Mary was nuts about keeping their space tidy. He complained but really, considering everything else, it wasn’t as bad as it should have been. They scavenged furniture, curtains, even a picture or two. It wasn’t great but it was kind of a home.

He was always amazed at what people threw away. He remembered some of the stuff he used to have and wondered what happened to it all. He was willing to bet that it was under almost a year’s worth of junk at the county landfill.

“Are you sure you’re not Mary?”

“Yep.” This nobody was denser, more persistent, than most.

“You look a little like the picture though.”

“Sorry about that. Look, I have to buy milk for my mom. She gets all upset if I’m gone too long. Great talking to ya.” 

The nobody looked at her for what felt like an hour then finally stepped aside. His long coat brushed her leg as it swung past. On her way at last, she stepped forward like the normal teenager she pretended to be.

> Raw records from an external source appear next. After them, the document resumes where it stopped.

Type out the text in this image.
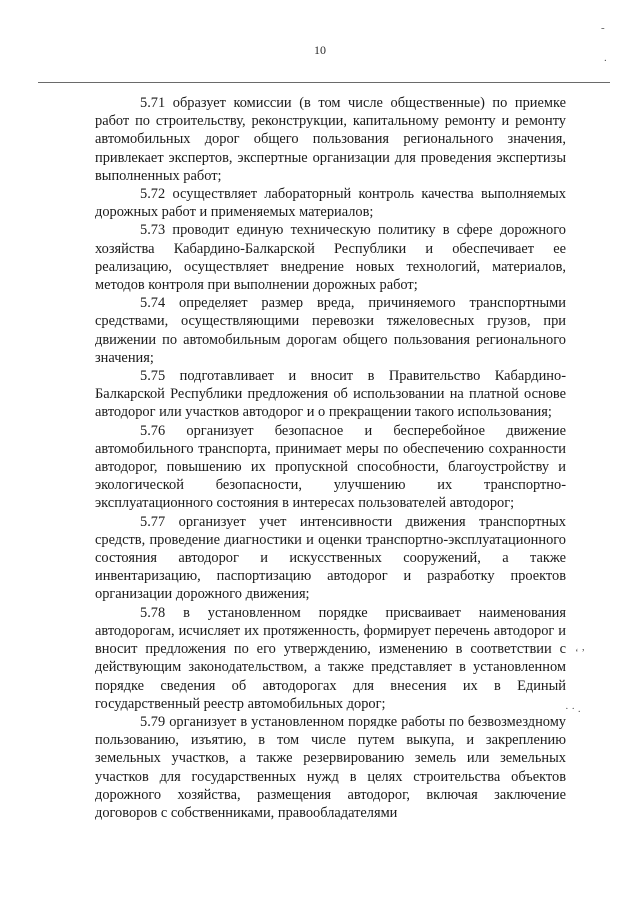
10
-
.
‘ ’
· · .

5.71 образует комиссии (в том числе общественные) по приемке работ по строительству, реконструкции, капитальному ремонту и ремонту автомобильных дорог общего пользования регионального значения, привлекает экспертов, экспертные организации для проведения экспертизы выполненных работ;

5.72 осуществляет лабораторный контроль качества выполняемых дорожных работ и применяемых материалов;

5.73 проводит единую техническую политику в сфере дорожного хозяйства Кабардино-Балкарской Республики и обеспечивает ее реализацию, осуществляет внедрение новых технологий, материалов, методов контроля при выполнении дорожных работ;

5.74 определяет размер вреда, причиняемого транспортными средствами, осуществляющими перевозки тяжеловесных грузов, при движении по автомобильным дорогам общего пользования регионального значения;

5.75 подготавливает и вносит в Правительство Кабардино-Балкарской Республики предложения об использовании на платной основе автодорог или участков автодорог и о прекращении такого использования;

5.76 организует безопасное и бесперебойное движение автомобильного транспорта, принимает меры по обеспечению сохранности автодорог, повышению их пропускной способности, благоустройству и экологической безопасности, улучшению их транспортно-эксплуатационного состояния в интересах пользователей автодорог;

5.77 организует учет интенсивности движения транспортных средств, проведение диагностики и оценки транспортно-эксплуатационного состояния автодорог и искусственных сооружений, а также инвентаризацию, паспортизацию автодорог и разработку проектов организации дорожного движения;

5.78 в установленном порядке присваивает наименования автодорогам, исчисляет их протяженность, формирует перечень автодорог и вносит предложения по его утверждению, изменению в соответствии с действующим законодательством, а также представляет в установленном порядке сведения об автодорогах для внесения их в Единый государственный реестр автомобильных дорог;

5.79 организует в установленном порядке работы по безвозмездному пользованию, изъятию, в том числе путем выкупа, и закреплению земельных участков, а также резервированию земель или земельных участков для государственных нужд в целях строительства объектов дорожного хозяйства, размещения автодорог, включая заключение договоров с собственниками, правообладателями
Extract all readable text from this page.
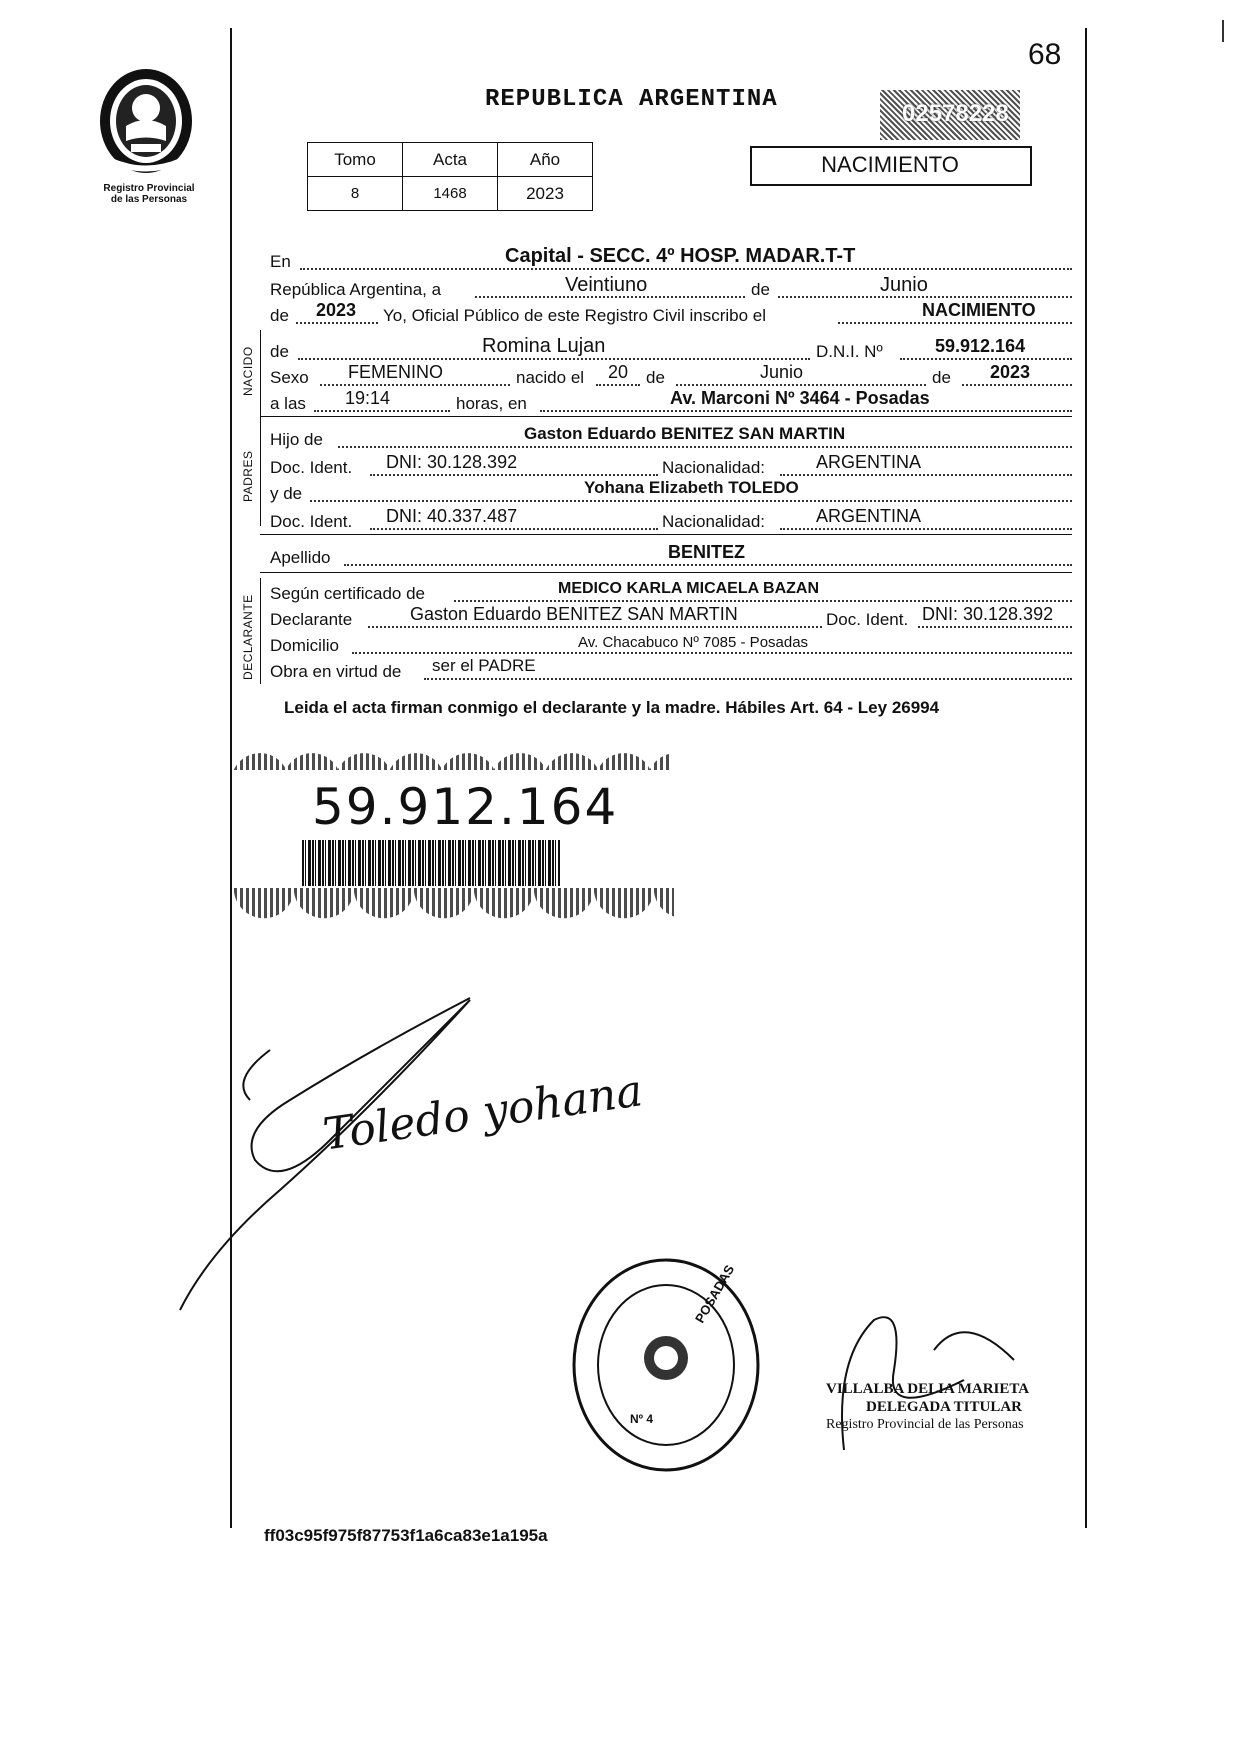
68
Registro Provincial
de las Personas
REPUBLICA ARGENTINA
02578228
Tomo	Acta	Año
8	1468	2023
NACIMIENTO
En	Capital - SECC. 4º HOSP. MADAR.T-T
República Argentina, a	Veintiuno	de	Junio
de 2023 Yo, Oficial Público de este Registro Civil inscribo el	NACIMIENTO
NACIDO de	Romina Lujan	D.N.I. Nº	59.912.164
Sexo FEMENINO	nacido el 20 de	Junio	de 2023
a las 19:14	horas, en	Av. Marconi Nº 3464 - Posadas
PADRES
Hijo de	Gaston Eduardo BENITEZ SAN MARTIN
Doc. Ident. DNI: 30.128.392	Nacionalidad:	ARGENTINA
y de	Yohana Elizabeth TOLEDO
Doc. Ident. DNI: 40.337.487	Nacionalidad:	ARGENTINA
Apellido	BENITEZ
DECLARANTE
Según certificado de	MEDICO KARLA MICAELA BAZAN
Declarante	Gaston Eduardo BENITEZ SAN MARTIN	Doc. Ident. DNI: 30.128.392
Domicilio	Av. Chacabuco Nº 7085 - Posadas
Obra en virtud de ser el PADRE
Leida el acta firman conmigo el declarante y la madre. Hábiles Art. 64 - Ley 26994
59.912.164
Toledo yohana
POSADAS
Nº 4
VILLALBA DELIA MARIETA
DELEGADA TITULAR
Registro Provincial de las Personas
ff03c95f975f87753f1a6ca83e1a195a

“There’s a new soup kitchen at the First Church down on the corner. They don’t ask questions,” he said to her back. She stopped, considered her next move and spun around to face him.
“I’ll tell my mom you said so. Maybe now she’ll buy me some new clothes.” That seemed to satisfy the nobody. He shook his head and shuffled on down the sidewalk.

She wanted to run home to make sure that Joey was hidden, safe, but she had a job to do.


“Mary I had that dream again.” Joey traced patterns with his fork through the baked bean slime- all that was left of his supper. She emptied the rest of the pot of beans onto his plate and put her elbows on the table- a habit her stepmother despised so much that it was a part of who she had become.

“Look kiddo, I found him and I don’t dream about it. Just let it go.”

“I can’t. It was so…”

“At least he didn’t take us out with him. He could have.”

“Are you sure he didn’t?”

No, she wasn’t sure, but she tucked that truth away with the others- behind the lies that helped her get though each day.

“Don’t be an idiot.”

Light forced its way around the edges of the covered windows. They let the fire die and curled into the coffin shaped sleeping bags their father had bought for them before their last road trip.


“What, bud?”

“I miss ice cream.”

“I know.”

They fell into their usual sleeptime silence. Joey thought about the past. And Mary? She decided that, after months of struggling just to survive, they were ready for the future. This shadow fearful life was over; their new lives waited somewhere in the blinding sunlight on the other side of the morning. All she had to do was get them there.